Herb reluctantly agrees to help him, and the two step into danger’s path to solve... The Space Station Murders.
Ahead, a fight.
A long, loping run took Herbert to the fracas. Three thugs—the Jensen brothers—wailing on a smaller guy, curly hair. He was giving as good as he got, but with three to one, the odds were obvious.
Herb slammed a fist into the eldest Jensen’s ribs, hooked a leg around his, and pulled him down. Trod over him and tackled the next guy in the pack, the biggest Jensen, leaving Curly with only one opponent. Curly, breathing hard, trying not to double over, blew on his fists, rocked side to side, and clocked his opponent a left hook.

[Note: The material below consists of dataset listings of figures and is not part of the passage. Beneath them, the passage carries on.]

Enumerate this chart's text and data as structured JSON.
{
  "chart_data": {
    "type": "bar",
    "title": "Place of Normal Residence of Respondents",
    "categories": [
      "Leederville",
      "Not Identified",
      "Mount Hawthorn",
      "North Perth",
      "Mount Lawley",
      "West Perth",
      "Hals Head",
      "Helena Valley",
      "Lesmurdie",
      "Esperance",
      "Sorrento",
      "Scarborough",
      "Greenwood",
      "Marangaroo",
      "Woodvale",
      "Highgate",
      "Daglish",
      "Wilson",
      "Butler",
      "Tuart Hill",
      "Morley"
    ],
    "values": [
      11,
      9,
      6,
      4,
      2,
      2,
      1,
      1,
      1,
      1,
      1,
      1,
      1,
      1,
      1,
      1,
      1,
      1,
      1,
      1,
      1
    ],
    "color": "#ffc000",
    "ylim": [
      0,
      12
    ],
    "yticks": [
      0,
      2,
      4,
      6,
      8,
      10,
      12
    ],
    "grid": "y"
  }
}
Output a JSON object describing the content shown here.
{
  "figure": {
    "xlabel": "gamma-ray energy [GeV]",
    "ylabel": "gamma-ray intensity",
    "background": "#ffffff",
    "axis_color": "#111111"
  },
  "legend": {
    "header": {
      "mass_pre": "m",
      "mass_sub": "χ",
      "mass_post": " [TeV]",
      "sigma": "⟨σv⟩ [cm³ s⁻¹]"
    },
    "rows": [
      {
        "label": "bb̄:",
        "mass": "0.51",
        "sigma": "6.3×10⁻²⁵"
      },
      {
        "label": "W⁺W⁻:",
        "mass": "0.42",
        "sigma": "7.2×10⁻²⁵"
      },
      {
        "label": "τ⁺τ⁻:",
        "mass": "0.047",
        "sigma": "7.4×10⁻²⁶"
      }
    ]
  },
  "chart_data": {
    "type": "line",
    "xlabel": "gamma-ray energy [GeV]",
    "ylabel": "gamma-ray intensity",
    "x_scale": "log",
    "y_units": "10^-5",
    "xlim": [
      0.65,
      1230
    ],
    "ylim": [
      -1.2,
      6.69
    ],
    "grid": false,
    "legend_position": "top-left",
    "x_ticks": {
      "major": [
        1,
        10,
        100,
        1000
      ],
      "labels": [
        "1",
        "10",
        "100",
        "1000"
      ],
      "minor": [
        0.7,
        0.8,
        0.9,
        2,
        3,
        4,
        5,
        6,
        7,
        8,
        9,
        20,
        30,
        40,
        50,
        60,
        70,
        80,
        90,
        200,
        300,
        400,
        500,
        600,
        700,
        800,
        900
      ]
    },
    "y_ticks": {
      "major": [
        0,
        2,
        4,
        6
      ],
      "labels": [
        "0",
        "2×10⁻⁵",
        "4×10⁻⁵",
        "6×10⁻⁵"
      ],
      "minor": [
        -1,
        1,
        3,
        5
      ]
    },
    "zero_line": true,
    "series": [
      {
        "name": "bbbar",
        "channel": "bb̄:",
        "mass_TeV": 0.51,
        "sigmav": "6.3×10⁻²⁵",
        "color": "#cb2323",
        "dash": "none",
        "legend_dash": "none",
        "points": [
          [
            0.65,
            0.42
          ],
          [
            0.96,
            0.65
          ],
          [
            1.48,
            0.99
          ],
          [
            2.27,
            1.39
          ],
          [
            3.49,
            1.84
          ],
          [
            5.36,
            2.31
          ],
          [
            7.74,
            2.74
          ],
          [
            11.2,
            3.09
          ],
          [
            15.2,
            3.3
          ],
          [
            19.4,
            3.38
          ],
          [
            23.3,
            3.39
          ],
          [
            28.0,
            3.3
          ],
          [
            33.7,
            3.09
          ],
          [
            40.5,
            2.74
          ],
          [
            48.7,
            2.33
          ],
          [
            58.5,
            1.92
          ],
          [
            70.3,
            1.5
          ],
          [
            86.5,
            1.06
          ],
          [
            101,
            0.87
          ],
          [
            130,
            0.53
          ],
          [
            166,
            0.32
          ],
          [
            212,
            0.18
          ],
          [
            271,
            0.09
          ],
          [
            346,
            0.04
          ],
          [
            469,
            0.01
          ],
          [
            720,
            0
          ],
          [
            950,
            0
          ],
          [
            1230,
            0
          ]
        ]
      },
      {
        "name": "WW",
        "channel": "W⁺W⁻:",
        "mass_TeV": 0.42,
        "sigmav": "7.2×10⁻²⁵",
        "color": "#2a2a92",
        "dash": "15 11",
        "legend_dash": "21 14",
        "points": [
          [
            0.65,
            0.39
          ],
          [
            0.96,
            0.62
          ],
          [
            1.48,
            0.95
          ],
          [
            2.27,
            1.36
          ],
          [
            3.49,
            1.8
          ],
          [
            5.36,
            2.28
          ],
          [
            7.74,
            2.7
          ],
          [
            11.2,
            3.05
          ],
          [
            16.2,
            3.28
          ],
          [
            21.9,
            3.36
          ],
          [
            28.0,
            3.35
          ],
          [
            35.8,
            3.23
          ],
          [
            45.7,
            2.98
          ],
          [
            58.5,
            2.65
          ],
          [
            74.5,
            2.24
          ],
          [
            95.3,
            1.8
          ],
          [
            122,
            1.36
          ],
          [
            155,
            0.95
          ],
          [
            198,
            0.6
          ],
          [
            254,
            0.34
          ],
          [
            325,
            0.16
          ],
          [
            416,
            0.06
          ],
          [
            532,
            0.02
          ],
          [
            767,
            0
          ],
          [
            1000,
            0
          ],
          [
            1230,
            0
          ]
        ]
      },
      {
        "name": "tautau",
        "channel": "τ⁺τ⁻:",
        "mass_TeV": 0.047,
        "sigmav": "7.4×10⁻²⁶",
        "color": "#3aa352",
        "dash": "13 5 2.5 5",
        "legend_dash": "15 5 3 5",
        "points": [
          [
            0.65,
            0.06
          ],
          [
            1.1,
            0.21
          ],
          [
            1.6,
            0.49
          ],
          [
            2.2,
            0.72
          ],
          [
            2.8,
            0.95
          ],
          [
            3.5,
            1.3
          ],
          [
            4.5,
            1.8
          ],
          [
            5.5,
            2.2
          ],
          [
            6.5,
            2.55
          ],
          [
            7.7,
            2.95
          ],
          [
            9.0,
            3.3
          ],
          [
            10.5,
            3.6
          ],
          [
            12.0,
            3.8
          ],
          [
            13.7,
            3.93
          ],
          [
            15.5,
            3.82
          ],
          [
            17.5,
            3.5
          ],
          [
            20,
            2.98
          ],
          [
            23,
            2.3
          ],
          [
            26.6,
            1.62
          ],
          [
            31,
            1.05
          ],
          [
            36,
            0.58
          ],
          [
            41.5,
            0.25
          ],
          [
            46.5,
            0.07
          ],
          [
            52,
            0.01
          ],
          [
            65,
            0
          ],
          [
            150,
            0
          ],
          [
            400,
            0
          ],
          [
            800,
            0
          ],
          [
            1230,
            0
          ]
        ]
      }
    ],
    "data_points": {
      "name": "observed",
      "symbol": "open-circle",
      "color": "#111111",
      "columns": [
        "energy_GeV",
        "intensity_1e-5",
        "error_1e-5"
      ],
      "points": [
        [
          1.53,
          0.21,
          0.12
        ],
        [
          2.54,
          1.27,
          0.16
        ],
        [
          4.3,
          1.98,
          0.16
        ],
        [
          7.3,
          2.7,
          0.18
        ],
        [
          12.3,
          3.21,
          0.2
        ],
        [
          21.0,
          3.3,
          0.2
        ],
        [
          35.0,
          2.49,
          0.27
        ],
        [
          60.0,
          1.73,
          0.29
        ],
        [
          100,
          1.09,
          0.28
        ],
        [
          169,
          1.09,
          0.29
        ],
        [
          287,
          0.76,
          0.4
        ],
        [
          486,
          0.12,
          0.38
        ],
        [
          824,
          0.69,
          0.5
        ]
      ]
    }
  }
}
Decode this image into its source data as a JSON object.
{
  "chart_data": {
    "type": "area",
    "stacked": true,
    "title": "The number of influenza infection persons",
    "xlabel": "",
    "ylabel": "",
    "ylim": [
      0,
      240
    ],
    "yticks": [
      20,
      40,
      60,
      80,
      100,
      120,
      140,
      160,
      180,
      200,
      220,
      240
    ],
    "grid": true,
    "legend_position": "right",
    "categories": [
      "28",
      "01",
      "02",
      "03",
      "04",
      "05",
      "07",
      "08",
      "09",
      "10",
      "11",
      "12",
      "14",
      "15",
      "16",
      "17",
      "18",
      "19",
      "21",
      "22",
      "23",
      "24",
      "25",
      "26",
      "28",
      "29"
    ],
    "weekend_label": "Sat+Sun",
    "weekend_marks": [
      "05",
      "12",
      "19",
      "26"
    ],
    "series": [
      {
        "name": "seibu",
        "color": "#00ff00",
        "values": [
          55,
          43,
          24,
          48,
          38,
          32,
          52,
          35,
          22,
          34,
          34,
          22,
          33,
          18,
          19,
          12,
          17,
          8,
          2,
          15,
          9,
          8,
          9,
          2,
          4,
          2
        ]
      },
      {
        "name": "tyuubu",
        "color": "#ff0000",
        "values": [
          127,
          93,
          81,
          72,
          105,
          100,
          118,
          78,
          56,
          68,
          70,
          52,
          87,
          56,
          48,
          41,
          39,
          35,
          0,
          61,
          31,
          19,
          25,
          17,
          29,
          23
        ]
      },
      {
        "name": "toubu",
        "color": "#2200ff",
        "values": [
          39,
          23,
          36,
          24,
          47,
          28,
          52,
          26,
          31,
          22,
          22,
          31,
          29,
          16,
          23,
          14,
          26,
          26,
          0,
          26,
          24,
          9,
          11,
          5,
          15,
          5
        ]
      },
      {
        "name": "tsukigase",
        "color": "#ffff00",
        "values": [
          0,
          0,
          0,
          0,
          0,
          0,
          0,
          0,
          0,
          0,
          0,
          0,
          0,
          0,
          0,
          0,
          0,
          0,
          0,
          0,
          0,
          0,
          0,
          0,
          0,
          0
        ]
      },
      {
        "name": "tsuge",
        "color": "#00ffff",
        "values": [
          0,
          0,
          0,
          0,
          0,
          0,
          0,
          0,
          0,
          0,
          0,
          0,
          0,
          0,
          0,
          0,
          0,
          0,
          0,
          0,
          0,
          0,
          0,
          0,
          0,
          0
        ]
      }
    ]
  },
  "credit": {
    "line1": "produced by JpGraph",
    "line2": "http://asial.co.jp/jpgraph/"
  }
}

Herb smashed the giant’s face a few times, dodged the return blows; he was too fast for the giant’s fists, so the giant lunged forward to tackle him. He sidestepped and caught the guy from behind, jumping on his back. They both toppled to the floor. By the time he’d gotten loose, the oldest Jensen was getting up, the one Curly had been fighting was down, and both Curly and his opponent had a busted lip.
“Molloy,” growled the biggest Jensen, picking up a pipe hidden beneath the park bench and smacking it into his palm. He advanced on Herb, murder in his eyes.
“Time to go, kid,” said Herb Molloy, voice rising. “Street fight looking to turn into a homicide fest.”
The kid kicked the approaching thug in the back of his knees and took off running, scuffed sneaker soles flashing behind him. He ran all out, the way he’d fought; Herb was behind him the whole way, even when he put on a burst of speed.
They stopped three streets down, leaned against a shop wall (Spaceship Repairs), and panted. “Thanks,” said the kid, doubled over, holding his side. He spat phlegm in the alley, stood up, and offered his hand.
Herb looked at it a second, took it. Most street folks didn’t offer to shake hands.
“Zack Ives,” said the kid.
“Herb Molloy.” He eyed the kid, who wasn’t as small as he’d looked fighting the Jensens. He was almost Herb’s height and not as young as Herb first thought. Ives moved with youthful energy, but the lines around his eyes said he was probably closer to Herb’s age.
He wore ratty jeans, blue sneakers, and a flannel shirt that had seen better days. His eyes flashed dark blue, and his hair was the unruly kind that curls naturally, getting bigger and bigger if you didn’t do some serious pruning. He hadn’t for a while. His tanned, olive skin and his accent marked him as someone from a planet, not a native space rat.
“You new to the station?” said Herb, drawing back from the firm handshake.
“Yeah. What’s it to you?” The kid drew back too, eyes narrowing as if he wanted another fight.
“If you weren’t, you’d know to stay away from that bench. That’s Jensen territory after 1200.”
“Military man, huh?” said Ives.
“I was,” said Herb, wondering at the kid’s nerve. “Come on, I’ll show you a place where the homeless aren’t quite so territorial.” He turned; with loping steps, he headed toward the bridge.